Educause Security Discussion mailing list archives

Re: Email blacklists blocking campus mail servers


From: "Michael J. Kenney" <m.kenney () USCIENCES EDU>
Date: Mon, 8 Apr 2013 11:06:22 -0400

Hi John,

If funding permits, you might want to look into a cloud-based anti-spam solution to direct your outbound mail through. 
This way if an account is compromised your email servers are never blacklisted. The vendor will give you a warning 
regarding the offending account. However you should put some checks into place, as Harry stated below, in order to stop 
the compromised account before getting a warning. We use Postini, but there are several other good options out there 
such as ProofPoint and EdgeWave.

Thanks,

Michael
--
Michael Kenney
Information Security Officer
IT Department
University of the Sciences 
600 S. 43rd St. Philadelphia, PA 19104
215-596-7403 Office
m.kenney () usciences edu | www.usciences.edu 

USciences:  Where healthcare and science converge



-----Original Message-----
From: The EDUCAUSE Security Constituent Group Listserv [mailto:SECURITY () LISTSERV EDUCAUSE EDU] On Behalf Of Harry 
Hoffman
Sent: Thursday, April 04, 2013 12:57 PM
To: SECURITY () LISTSERV EDUCAUSE EDU
Subject: Re: [SECURITY] Email blacklists blocking campus mail servers

Hi John,

Lots of us have scripts in place to identify compromised accounts by the
frequency and volume at which mail is being sent.

Once a account meets that threshold you can take some action: reject
mail, change password, etc.
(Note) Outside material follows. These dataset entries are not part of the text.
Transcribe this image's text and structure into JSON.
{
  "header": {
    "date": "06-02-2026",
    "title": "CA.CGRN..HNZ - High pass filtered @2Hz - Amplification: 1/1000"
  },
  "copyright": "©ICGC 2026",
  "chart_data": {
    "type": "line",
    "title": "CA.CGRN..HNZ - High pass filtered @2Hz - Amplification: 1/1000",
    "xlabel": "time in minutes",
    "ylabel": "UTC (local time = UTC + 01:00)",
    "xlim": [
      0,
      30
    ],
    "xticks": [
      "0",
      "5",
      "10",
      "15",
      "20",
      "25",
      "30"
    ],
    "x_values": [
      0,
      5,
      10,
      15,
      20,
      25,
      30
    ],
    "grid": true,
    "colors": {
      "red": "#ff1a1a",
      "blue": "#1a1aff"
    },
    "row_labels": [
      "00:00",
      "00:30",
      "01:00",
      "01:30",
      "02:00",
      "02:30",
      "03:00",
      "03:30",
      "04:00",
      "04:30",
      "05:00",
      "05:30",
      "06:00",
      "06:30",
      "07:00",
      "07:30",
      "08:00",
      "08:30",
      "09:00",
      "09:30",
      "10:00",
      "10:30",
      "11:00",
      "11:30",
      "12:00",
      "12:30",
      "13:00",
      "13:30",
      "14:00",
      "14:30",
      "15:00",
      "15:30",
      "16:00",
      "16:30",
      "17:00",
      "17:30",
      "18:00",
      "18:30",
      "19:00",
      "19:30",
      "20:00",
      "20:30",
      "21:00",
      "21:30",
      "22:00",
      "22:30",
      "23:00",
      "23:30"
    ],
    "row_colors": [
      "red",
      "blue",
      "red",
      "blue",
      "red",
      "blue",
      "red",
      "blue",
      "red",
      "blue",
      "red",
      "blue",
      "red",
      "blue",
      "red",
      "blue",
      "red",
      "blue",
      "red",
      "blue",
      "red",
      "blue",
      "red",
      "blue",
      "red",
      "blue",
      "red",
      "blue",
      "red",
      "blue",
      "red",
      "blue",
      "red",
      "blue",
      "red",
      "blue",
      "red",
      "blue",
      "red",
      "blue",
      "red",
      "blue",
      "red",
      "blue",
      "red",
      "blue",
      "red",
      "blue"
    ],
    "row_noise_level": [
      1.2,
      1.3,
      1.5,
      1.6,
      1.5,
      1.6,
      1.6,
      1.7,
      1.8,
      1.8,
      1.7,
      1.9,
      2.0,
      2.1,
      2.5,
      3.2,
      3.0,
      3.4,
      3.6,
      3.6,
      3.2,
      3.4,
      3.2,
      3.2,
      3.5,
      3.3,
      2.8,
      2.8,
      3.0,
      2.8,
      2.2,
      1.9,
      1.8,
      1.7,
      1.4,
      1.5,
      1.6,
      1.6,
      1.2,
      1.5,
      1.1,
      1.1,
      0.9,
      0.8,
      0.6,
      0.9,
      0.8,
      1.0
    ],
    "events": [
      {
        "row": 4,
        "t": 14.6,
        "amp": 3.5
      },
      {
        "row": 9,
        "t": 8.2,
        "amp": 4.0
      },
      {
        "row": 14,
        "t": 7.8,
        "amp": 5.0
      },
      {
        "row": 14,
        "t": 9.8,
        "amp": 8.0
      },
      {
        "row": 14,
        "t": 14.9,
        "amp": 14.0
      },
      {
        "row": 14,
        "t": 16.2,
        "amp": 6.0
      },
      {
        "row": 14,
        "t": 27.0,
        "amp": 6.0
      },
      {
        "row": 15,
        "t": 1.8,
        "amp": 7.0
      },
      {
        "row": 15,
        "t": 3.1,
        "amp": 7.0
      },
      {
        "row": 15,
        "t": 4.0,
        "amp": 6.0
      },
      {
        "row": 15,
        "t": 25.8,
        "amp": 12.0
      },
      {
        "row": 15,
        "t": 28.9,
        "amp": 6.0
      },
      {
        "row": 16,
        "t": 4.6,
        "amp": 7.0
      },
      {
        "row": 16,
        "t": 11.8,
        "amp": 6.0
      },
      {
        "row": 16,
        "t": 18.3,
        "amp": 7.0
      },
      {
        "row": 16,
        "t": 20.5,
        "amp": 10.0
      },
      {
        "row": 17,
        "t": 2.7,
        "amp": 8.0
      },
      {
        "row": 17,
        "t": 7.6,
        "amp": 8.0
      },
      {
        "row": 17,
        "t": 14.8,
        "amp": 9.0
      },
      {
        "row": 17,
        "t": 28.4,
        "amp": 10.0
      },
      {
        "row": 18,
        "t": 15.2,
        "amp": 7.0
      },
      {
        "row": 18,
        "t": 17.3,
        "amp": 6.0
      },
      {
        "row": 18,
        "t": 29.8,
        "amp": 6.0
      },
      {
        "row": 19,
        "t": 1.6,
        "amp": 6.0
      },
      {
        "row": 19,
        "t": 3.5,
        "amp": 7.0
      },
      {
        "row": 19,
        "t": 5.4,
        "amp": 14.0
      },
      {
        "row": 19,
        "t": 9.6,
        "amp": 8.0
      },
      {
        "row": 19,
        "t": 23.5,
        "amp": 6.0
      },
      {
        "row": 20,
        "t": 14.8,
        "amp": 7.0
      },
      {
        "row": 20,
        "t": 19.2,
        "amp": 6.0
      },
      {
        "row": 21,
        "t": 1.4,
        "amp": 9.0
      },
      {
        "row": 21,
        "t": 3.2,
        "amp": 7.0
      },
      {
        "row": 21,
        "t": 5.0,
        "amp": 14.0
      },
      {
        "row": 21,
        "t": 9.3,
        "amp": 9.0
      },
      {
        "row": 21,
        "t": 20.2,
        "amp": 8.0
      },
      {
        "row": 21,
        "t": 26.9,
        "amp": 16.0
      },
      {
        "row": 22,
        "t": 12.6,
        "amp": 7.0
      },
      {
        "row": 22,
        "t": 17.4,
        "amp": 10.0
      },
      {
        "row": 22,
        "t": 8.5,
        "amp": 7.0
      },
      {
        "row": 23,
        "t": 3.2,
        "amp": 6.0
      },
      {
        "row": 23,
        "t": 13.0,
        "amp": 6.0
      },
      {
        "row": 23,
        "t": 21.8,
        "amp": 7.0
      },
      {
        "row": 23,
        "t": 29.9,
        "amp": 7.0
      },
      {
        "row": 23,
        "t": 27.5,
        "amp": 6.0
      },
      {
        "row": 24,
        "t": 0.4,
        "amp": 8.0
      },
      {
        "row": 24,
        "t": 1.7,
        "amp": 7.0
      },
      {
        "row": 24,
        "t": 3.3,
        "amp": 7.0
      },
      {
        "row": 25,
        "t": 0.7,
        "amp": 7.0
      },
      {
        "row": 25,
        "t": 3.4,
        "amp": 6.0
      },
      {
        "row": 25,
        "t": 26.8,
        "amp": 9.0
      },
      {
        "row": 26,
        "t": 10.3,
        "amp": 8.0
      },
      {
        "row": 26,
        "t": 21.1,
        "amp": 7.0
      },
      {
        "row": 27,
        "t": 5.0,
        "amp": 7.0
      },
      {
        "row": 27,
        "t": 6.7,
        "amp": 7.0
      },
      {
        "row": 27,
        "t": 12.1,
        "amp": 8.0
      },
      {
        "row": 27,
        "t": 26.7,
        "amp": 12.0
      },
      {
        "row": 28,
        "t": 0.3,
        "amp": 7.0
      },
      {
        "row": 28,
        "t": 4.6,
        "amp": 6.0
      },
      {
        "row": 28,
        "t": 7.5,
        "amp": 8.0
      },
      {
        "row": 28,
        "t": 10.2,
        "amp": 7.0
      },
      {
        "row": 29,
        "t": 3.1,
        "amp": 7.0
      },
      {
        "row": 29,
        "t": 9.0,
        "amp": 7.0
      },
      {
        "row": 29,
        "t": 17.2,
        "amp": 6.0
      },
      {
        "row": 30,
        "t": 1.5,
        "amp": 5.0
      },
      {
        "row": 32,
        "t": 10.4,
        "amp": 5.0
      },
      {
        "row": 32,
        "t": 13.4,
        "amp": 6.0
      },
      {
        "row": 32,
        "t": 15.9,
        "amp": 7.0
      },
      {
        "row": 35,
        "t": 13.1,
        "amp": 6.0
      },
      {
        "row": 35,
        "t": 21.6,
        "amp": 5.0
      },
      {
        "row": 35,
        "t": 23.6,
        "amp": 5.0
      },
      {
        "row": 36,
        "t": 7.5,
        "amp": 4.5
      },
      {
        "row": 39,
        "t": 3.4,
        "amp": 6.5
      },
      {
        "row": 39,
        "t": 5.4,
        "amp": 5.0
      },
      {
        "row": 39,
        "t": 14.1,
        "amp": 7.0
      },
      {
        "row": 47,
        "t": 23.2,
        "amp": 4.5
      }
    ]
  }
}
Blacklisting usually doesn't happen on
"occasional" spam run with very low volume.

You'll need to implement the same thing in any webmail offerings.

Reach out to the service that blacklisted you and work with them to get
un-blacklisted (or is it de-blacklisted.. I never know).

If you use something like Nagios there's a plugin to check various
blacklist feeds and report/alert if a specific ip address is on the
blaclist. Implement this or something similiar so you know ASAP.

Cheers,
Harry

On 04/04/2013 12:40 PM, John Bambenek wrote:
I was wondering how many people had experience with this type of
incident where you campus mail servers got listed in email blacklists
for compromised accounts sending out spam.

How did you mitigate the problem once identified?